In the mammalian olfactory bulb, axonless granule cells mediate self- and lateral inhibitory interactions between mitral/tufted cells via reciprocal dendrodendritic synapses. We use whole-cell electrophysiological recordings in conjunction with two-photon calcium imaging to characterize granule cell signals.

Results: 

We find that strong synaptic activation of the sensory input via mitral/tufted cells causes sodium action potentials in juvenile and adult mouse granule cells. Such synaptic action potentials are followed by a long-lasting depolarization linked to a long-lasting postsynaptic calcium signal throughout the cell. These signals were not observed after current-evoked action potentials in the same cells.
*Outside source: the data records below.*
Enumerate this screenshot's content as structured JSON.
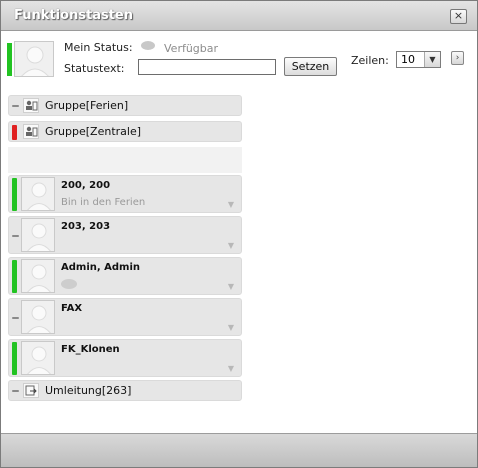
{
  "window": {
    "title": "Funktionstasten",
    "close_glyph": "×"
  },
  "header": {
    "mein_status_label": "Mein Status:",
    "status_value": "Verfügbar",
    "statustext_label": "Statustext:",
    "statustext_value": "",
    "setzen_label": "Setzen",
    "zeilen_label": "Zeilen:",
    "zeilen_value": "10",
    "next_glyph": "›",
    "own_status_color": "#22c322"
  },
  "keys": [
    {
      "type": "group",
      "label": "Gruppe[Ferien]",
      "state": "grey",
      "icon": "group-icon"
    },
    {
      "type": "group",
      "label": "Gruppe[Zentrale]",
      "state": "red",
      "icon": "group-icon"
    },
    {
      "type": "user",
      "label": "200, 200",
      "sub": "Bin in den Ferien",
      "state": "green"
    },
    {
      "type": "user",
      "label": "203, 203",
      "sub": "",
      "state": "grey"
    },
    {
      "type": "user",
      "label": "Admin, Admin",
      "sub": "",
      "state": "green",
      "bubble": true
    },
    {
      "type": "user",
      "label": "FAX",
      "sub": "",
      "state": "grey"
    },
    {
      "type": "user",
      "label": "FK_Klonen",
      "sub": "",
      "state": "green"
    },
    {
      "type": "redirect",
      "label": "Umleitung[263]",
      "state": "grey",
      "icon": "redirect-icon"
    }
  ],
  "chevron_glyph": "▼"
}
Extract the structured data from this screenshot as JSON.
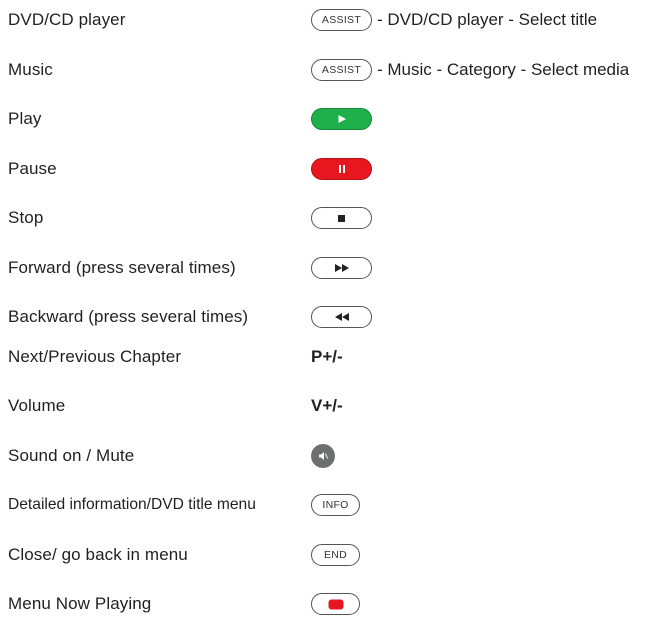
{
  "rows": [
    {
      "label": "DVD/CD player",
      "button": "ASSIST",
      "text": "- DVD/CD player - Select title"
    },
    {
      "label": "Music",
      "button": "ASSIST",
      "text": "- Music - Category - Select media"
    },
    {
      "label": "Play"
    },
    {
      "label": "Pause"
    },
    {
      "label": "Stop"
    },
    {
      "label": "Forward (press several times)"
    },
    {
      "label": "Backward (press several times)"
    },
    {
      "label": "Next/Previous Chapter",
      "text": "P+/-"
    },
    {
      "label": "Volume",
      "text": "V+/-"
    },
    {
      "label": "Sound on / Mute"
    },
    {
      "label": "Detailed information/DVD title menu",
      "button": "INFO"
    },
    {
      "label": "Close/ go back in menu",
      "button": "END"
    },
    {
      "label": "Menu Now Playing"
    }
  ],
  "icons": {
    "play": "play-icon",
    "pause": "pause-icon",
    "stop": "stop-icon",
    "forward": "fast-forward-icon",
    "backward": "rewind-icon",
    "mute": "mute-icon",
    "now_playing": "red-square-icon"
  },
  "colors": {
    "green_button": "#1fb04b",
    "red_button": "#e8161e",
    "grey_circle": "#6d6e70"
  }
}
Both required NMDA receptor activation and were entirely missing in transgenic mice deficient for both TRPC channel subtypes 1 and 4. Single knockouts of either TRPC1 or TRPC4 showed only partial blocking effects on the long-lasting signals. TRPC1 and TRPC4 also play a role in synaptic transmission in the olfactory bulb, since recurrent inhibition of mitral cells via granule cells was decreased in amplitude and had a faster time-course in TRPC1/4 knockout animals compared to wild type.

Conclusion: 

We propose that the long-lasting postsynaptic signals are likely to be mediated by a combination of TRPC1 and TRPC4 channels and also contribute to the special calcium dynamics that are responsible for asynchronous release from the granule cell spine.